Credit Cards are convenient tools to help you manage your expenses. They let you save through various deals and reward points. However, if you are careless with its usage, you end up with unmanageable debt. When using a Credit Card, you should know how much debt you can afford and for how long. You should also determine the threshold at which Credit Card debt can become excessively costly due to potential hikes in interest rates.
Banks provide these metal or plastic cards to customers to help them pay for purchases and withdraw funds from the ATM within an approved credit limit. You need to pay your bills every month to build a positive and reliable credit history, which automatically boosts your CIBIL score for better Loans in the future. To learn more about debt management, use the Credit Card EMI calculator, an online tool for calculating the minimum payment amount.
What is the EMI calculator?
When you apply for a Credit Card and use it to make payments, you can pay the bill entirely or convert the amount into a monthly EMI. A Credit Card calculator computes the EMIs, the applicable fees, and what the amortisation schedule will look like. You can also see the total interest amount.
You might face different variants, such as a Credit Card minimum payment calculator, interest calculator, and limit calculator. Every bank offers different calculators on its online platforms to help users decide on their Credit Card type and repayment capacity.
How does it work?
A Credit Card calculator requires you to enter the Loan amount, interest rate, and tenure. It uses the formula to offer results in monthly EMIs, the principal amount, the total interest amount, and the overall amount. Credit Card calculators also function as interest rate calculators by showing you the amortisation schedule. It uses a formula:
Equated Monthly Instalments = Principal amount x Monthly Interest Rate x [(1 + Monthly interest rate) ^ (Number of months)/ (1 + Monthly interest rate) ^ (Number of months-1)]. To use the Credit Card interest calculator, you need to visit the bank’s online platform, click on the calculator option, enter the Loan amount, select the interest rate and tenure from the slider, and get instant results as the total amount payable, EMI amount, interest amount, and the amortisation table.
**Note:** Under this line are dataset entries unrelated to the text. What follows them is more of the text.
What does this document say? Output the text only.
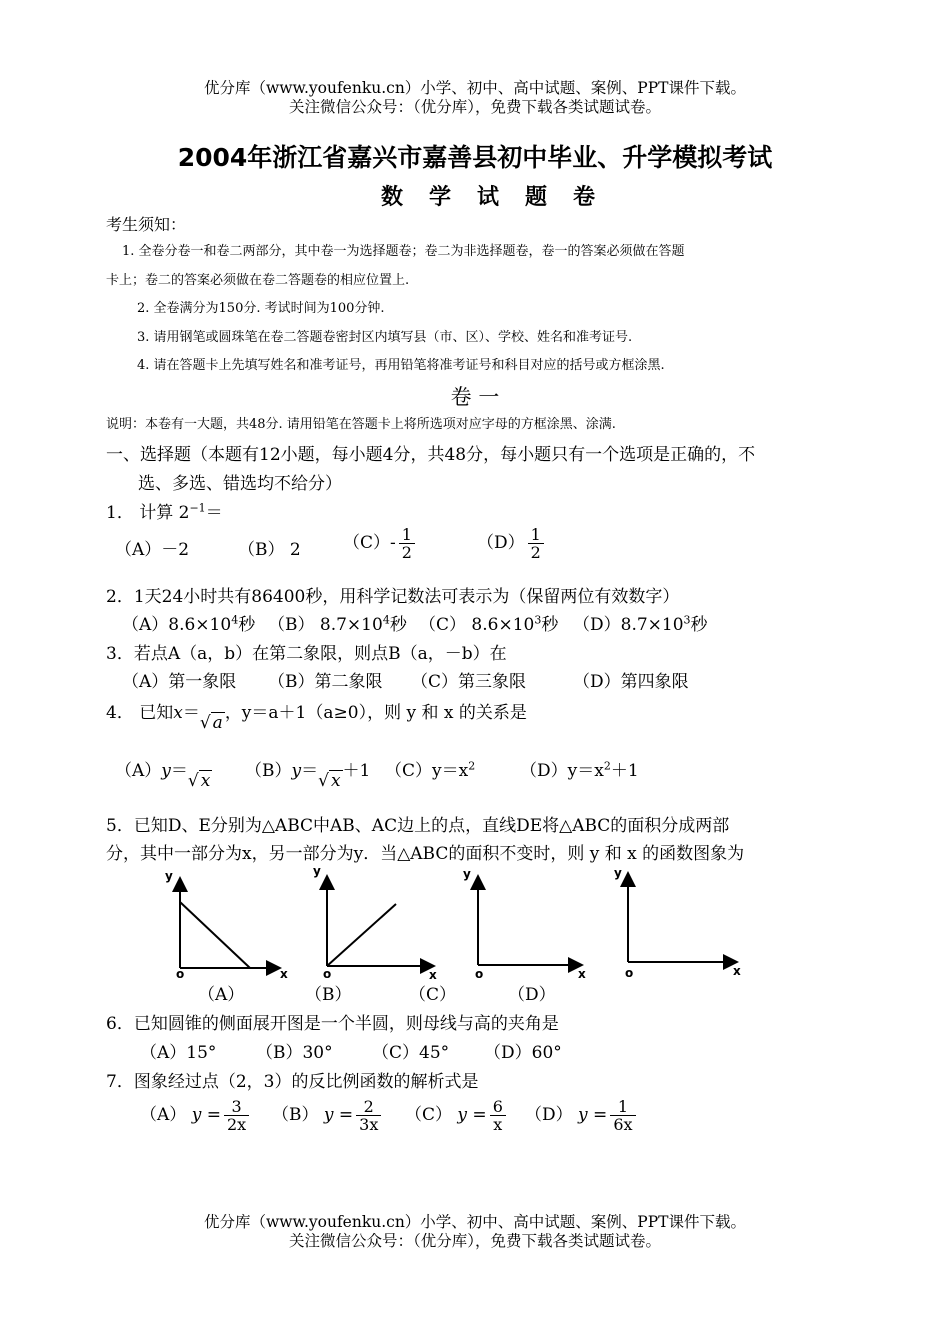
优分库（www.youfenku.cn）小学、初中、高中试题、案例、PPT课件下载。
关注微信公众号：（优分库），免费下载各类试题试卷。
2004年浙江省嘉兴市嘉善县初中毕业、升学模拟考试
数学试题卷
考生须知：
1. 全卷分卷一和卷二两部分，其中卷一为选择题卷；卷二为非选择题卷，卷一的答案必须做在答题
卡上；卷二的答案必须做在卷二答题卷的相应位置上.
2. 全卷满分为150分. 考试时间为100分钟.
3. 请用钢笔或圆珠笔在卷二答题卷密封区内填写县（市、区）、学校、姓名和准考证号.
4. 请在答题卡上先填写姓名和准考证号，再用铅笔将准考证号和科目对应的括号或方框涂黑.
卷 一
说明：本卷有一大题，共48分. 请用铅笔在答题卡上将所选项对应字母的方框涂黑、涂满.
一、选择题（本题有12小题，每小题4分，共48分，每小题只有一个选项是正确的，不
选、多选、错选均不给分）
1． 计算 $2^{-1}=$
（A）－2	（B） 2 $(C)- \frac{1}{2}$	$(D) \frac{1}{2}$
2．1天24小时共有86400秒，用科学记数法可表示为（保留两位有效数字）
$(A)8.6\times 10^4$秒 （B） $8.7\times 10^4$秒 （C） $8.6\times 10^3$秒 $(D)8.7\times 10^3$秒
3．若点A（a，b）在第二象限，则点B（a，－b）在
（A）第一象限 （B）第二象限 （C）第三象限	（D）第四象限
4． 已知x＝√ a ，y＝a＋1（a≥0），则 y 和 x 的关系是
（A）y＝√ x （B）y＝√ x ＋1 $(C)y=x^2$	$(D)y=x^2+1$
5．已知D、E分别为△ABC中AB、AC边上的点，直线DE将△ABC的面积分成两部
分，其中一部分为x，另一部分为y．当△ABC的面积不变时，则 y 和 x 的函数图象为
y
x
o
y
x
o
y
x
o
y
x
o
（A）	（B）	（C）	（D）
6．已知圆锥的侧面展开图是一个半圆，则母线与高的夹角是
（A）15° （B）30° （C）45° （D）60°
7．图象经过点（2，3）的反比例函数的解析式是
（A） $y = \frac{3}{2x} (B) y = \frac{2}{3x} (C) y = \frac{6}{x} (D) y = \frac{1}{6x}$
优分库（www.youfenku.cn）小学、初中、高中试题、案例、PPT课件下载。
关注微信公众号：（优分库），免费下载各类试题试卷。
How to calculate the interest charges?
The Credit Card calculator calculates the interest charges by entering the interest rate, principal amount, and Loan tenure. If you want to calculate Credit Card interest charges, you can use the formula:
Total interest cost = EMI x Number of months – Principal amount.
Conclusion
If you cannot afford to repay the Credit Card bill on the due date, convert the repayment amount into EMIs and pay interest for this facility, just like a Bank Loan. This interest rate is calculated monthly since Credit Card debt is for the short term.